Andrew Lo and Mark Mueller at MIT have a paper called “WARNING: Physics Envy May Be Hazardous to Your Wealth,” also available as a video. The takeaway, which is equally relevant to Development as to Finance (the actual topic of the talk), is that inability to recognize radical UNCERTAINTY is what leads to excessive confidence in mathematical models of reality, and then on to bad policy and prediction.
Imagine how much harder physics would be if electrons had feelings! (Richard Feynman)
The key concept of the paper is to define a continuum of uncertainty from the less radical to the more radical. You get into trouble when you think there is a higher level of certainty than there really is.
- Complete Certainty
- Risk without Uncertainty (randomness when you know the exact probability distribution)
- Fully Reducible Uncertainty (known set of outcomes, known model, and lots of data, fits assumptions for classical statistical techniques, so you can get arbitrarily close to Type 2).
- Partially Reducible Uncertainty (“model uncertainty”: “we are in a casino that may or may not be honest, and the rules tend to change from time to time without notice.”)

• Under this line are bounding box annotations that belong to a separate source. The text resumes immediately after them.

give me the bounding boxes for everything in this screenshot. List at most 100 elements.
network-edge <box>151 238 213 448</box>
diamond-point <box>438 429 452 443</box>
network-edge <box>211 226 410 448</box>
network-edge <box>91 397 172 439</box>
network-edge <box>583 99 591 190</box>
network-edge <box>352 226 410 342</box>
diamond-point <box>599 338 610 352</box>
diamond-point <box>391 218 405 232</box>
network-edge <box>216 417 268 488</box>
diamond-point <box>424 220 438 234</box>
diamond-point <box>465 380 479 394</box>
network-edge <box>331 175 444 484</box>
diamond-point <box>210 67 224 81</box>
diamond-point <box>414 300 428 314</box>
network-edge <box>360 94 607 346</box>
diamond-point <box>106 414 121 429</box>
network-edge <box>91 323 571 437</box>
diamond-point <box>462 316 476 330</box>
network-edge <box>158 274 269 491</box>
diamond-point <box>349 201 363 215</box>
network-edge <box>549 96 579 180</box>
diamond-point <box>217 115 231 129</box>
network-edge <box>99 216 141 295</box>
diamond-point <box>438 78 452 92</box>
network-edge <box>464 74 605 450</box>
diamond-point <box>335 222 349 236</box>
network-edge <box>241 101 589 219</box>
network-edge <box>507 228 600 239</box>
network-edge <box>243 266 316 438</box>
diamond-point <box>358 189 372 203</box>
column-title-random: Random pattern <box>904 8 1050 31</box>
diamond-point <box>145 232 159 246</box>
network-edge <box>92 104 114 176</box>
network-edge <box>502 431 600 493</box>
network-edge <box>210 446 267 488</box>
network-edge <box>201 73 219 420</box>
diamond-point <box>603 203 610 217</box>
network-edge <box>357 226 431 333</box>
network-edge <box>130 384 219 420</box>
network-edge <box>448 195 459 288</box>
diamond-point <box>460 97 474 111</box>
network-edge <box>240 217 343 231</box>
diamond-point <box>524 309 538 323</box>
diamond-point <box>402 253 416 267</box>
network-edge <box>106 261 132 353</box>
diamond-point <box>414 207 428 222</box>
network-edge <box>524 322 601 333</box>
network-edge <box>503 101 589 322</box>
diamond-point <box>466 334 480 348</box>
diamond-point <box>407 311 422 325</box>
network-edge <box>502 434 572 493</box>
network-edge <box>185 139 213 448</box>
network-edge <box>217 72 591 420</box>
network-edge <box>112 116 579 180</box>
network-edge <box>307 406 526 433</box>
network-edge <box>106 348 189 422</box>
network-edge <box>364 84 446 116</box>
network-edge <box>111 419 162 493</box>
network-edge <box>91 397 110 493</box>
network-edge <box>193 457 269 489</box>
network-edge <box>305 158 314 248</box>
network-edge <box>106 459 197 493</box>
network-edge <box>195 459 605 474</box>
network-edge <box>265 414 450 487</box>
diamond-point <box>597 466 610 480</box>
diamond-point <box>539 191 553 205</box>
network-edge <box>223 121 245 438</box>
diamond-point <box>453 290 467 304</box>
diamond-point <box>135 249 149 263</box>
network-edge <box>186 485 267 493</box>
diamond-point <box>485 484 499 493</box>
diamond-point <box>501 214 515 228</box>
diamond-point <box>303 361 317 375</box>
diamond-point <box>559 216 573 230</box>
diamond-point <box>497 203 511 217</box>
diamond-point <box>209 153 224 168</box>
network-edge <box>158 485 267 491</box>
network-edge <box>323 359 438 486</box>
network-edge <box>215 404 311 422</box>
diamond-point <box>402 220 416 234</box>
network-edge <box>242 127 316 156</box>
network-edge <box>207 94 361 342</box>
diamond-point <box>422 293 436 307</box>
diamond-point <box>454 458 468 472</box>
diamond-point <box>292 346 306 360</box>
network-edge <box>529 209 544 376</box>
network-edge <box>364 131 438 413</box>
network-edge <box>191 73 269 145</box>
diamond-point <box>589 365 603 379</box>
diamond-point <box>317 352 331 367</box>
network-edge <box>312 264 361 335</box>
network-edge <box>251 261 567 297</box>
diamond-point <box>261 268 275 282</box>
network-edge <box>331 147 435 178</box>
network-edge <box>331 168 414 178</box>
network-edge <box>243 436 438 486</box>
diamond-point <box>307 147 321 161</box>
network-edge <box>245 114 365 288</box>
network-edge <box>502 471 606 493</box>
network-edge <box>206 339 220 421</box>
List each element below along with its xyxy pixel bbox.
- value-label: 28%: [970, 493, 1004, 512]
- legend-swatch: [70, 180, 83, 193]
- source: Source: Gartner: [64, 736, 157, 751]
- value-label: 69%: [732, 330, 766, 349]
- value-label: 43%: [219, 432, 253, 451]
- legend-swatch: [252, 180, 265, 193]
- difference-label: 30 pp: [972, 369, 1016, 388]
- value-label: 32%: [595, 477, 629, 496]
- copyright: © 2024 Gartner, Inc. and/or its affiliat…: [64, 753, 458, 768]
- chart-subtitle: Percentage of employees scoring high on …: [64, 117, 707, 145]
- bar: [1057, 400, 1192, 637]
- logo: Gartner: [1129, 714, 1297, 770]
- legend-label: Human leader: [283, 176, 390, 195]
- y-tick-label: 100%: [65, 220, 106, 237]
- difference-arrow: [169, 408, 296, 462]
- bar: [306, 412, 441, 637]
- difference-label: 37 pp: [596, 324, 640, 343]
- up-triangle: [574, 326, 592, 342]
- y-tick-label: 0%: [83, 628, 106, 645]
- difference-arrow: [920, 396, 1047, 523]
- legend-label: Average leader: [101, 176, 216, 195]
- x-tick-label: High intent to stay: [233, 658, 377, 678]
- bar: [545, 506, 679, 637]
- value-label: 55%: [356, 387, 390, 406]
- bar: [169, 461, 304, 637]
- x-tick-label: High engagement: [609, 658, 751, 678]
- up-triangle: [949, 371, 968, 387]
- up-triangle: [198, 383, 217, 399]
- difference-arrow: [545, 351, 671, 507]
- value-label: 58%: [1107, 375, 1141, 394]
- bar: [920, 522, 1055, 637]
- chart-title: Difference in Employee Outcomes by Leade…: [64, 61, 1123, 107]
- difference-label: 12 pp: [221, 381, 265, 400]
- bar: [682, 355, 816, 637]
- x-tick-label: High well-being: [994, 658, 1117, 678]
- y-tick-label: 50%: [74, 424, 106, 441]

- Irreducible Uncertainty: Complete Ignorance (consult a priest or astrologer)
Physics Envy in Development leads you to think you are in Type 2 or Type 3, when you are really in Type 4. This feeds the futile search for the Grand Unifying Theory of Development.
Type 4 “model uncertainty” seems even more likely in development than in finance, theory is a lot better developed and produces more precise hypotheses in the latter than in the former (but even I am not so skeptical to think that we are in Type 5 in development).
What to do about large uncertainty in development? Obviously not a question that can be answered in one sentence. Maybe we can start by discussing social systems that allow decentralized agents to solve their own problems that feature less uncertainty, and doesn’t require any centralized agent to know the uncertain whole model of the whole system.